Médecine Le National aplanit les divergences avec les Etats

Les couples suisses ne devraient plus avoir besoin d’aller à l’étranger pour pouvoir réaliser un diagnostic préimplantatoire (DPI). Suivant sa commission, le Conseil national a levé hier en fin de journée les deux dernières divergences qui existaient encore avec les Etats. Le compromis trouvé, qui doit encore être validé lors des votes finaux, veut limiter à douze le nombre d’embryons développés en dehors du corps de la femme. Il prévoit aussi que du sperme puisse être utilisé après la mort du donneur, pour une période limitée.

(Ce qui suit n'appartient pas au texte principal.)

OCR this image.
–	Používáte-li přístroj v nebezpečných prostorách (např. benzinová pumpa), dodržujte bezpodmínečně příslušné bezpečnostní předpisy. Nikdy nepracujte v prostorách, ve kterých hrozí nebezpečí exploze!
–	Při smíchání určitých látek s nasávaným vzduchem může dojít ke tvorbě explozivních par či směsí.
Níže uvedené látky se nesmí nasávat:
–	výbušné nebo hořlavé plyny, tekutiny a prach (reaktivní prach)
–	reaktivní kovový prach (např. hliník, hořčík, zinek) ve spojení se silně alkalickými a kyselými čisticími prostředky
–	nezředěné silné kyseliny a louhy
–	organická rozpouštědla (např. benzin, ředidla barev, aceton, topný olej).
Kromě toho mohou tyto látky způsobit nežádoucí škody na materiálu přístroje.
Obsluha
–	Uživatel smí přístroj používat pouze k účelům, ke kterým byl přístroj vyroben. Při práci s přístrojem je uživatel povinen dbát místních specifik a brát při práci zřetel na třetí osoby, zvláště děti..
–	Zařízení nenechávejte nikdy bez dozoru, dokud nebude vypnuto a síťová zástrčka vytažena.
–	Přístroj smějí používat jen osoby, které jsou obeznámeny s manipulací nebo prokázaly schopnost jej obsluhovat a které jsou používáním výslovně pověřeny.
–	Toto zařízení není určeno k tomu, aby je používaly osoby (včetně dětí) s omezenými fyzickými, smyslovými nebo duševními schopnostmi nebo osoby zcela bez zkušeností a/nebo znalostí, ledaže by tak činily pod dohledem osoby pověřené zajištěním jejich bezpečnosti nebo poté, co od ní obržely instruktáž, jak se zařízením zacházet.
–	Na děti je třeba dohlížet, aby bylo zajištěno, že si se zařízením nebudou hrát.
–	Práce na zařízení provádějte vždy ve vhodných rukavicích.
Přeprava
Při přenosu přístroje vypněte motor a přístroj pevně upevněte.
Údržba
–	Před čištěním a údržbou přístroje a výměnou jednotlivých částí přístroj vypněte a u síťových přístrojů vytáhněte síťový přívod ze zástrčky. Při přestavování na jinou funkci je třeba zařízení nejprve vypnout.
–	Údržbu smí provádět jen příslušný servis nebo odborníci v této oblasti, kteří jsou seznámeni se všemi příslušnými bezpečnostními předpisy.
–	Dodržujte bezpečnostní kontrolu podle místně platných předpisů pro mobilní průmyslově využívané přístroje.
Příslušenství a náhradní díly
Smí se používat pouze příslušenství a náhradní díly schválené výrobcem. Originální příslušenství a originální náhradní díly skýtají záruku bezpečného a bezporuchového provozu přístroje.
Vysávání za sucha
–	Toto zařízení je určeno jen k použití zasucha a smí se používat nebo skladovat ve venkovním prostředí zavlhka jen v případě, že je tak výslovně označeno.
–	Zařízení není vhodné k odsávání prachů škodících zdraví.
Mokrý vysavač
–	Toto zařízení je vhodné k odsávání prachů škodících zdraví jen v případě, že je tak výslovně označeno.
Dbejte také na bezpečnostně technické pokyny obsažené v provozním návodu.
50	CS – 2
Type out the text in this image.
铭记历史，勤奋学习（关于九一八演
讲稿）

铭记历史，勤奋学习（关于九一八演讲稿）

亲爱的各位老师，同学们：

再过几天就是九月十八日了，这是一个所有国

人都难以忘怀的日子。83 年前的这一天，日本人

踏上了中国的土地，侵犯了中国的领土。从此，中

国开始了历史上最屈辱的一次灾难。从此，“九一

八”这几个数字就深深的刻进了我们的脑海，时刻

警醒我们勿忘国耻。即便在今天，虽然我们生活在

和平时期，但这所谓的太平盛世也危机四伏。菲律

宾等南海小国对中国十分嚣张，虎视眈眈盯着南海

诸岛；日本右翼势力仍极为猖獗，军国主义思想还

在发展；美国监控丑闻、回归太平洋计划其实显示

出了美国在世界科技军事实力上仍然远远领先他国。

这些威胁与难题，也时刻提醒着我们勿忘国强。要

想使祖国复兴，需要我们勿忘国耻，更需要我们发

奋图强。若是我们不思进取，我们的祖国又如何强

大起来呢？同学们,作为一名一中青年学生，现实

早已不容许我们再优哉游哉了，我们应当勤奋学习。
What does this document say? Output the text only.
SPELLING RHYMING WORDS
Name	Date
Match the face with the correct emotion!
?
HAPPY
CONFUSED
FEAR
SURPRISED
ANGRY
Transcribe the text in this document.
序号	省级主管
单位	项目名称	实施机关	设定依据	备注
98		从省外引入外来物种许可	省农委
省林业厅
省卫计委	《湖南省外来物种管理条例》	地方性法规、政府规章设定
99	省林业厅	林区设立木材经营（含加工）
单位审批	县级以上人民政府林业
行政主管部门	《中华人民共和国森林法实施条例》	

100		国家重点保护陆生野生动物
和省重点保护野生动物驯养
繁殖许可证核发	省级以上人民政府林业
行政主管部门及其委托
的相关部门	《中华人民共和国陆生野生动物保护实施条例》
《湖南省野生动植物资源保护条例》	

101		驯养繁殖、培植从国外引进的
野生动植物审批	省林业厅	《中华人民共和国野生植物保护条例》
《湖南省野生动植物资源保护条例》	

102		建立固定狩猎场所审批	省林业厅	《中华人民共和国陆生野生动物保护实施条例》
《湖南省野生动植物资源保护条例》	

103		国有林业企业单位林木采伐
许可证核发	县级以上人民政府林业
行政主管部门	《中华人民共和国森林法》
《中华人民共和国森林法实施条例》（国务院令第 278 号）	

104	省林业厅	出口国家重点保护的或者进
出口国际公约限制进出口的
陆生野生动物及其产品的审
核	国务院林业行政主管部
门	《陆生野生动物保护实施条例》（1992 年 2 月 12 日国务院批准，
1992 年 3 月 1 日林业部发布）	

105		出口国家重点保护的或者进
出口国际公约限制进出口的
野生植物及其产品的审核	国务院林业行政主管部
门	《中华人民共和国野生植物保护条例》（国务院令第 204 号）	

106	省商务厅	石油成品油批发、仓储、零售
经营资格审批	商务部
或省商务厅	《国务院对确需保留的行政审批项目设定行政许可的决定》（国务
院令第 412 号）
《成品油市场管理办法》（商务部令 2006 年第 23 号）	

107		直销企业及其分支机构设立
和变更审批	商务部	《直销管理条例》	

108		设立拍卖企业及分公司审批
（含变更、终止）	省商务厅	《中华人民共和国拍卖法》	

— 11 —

Le DPI permet de rechercher, dans le patrimoine génétique des embryons conçus in vitro, des maladies héréditaires ou des anomalies chromosomiques. La question du cadre à donner au «screening» du génome a suscité de longs débats. Avec la délicate question de l’eugénisme en toile de fond.

Vers un vote en juin 2015

Dans le projet initial, le Conseil fédéral proposait d’ouvrir le DPI exclusivement aux couples concernés par une grave maladie héréditaire (50-100 couples par an). Le parlement a souhaité aller plus loin. En septembre dernier, les Etats ont suivi le National en acceptant de rendre le DPI accessible à tous les couples qui procèdent à une fécondation artificielle (plus de 6000 couples par an). Et de dépister des maladies chromosomiques comme la trisomie 21. Cette décision suscite une forte opposition parmi les associations de défense des intérêts des handicapés, qui redoutent un recul de l’acceptation des personnes «différentes». Le Parti évangélique a d’ores et déjà annoncé qu’il lancera un référendum contre la modification de la loi sur la procréation médicalement assistée.

Il n’est pas certain qu’il aura à le faire. Pour que la loi entre en vigueur, le peuple et les cantons doivent d’abord accepter la modification de l’article 119 de la Constitution relatif au génie génétique. La votation aura vraisemblablement lieu en juin 2015.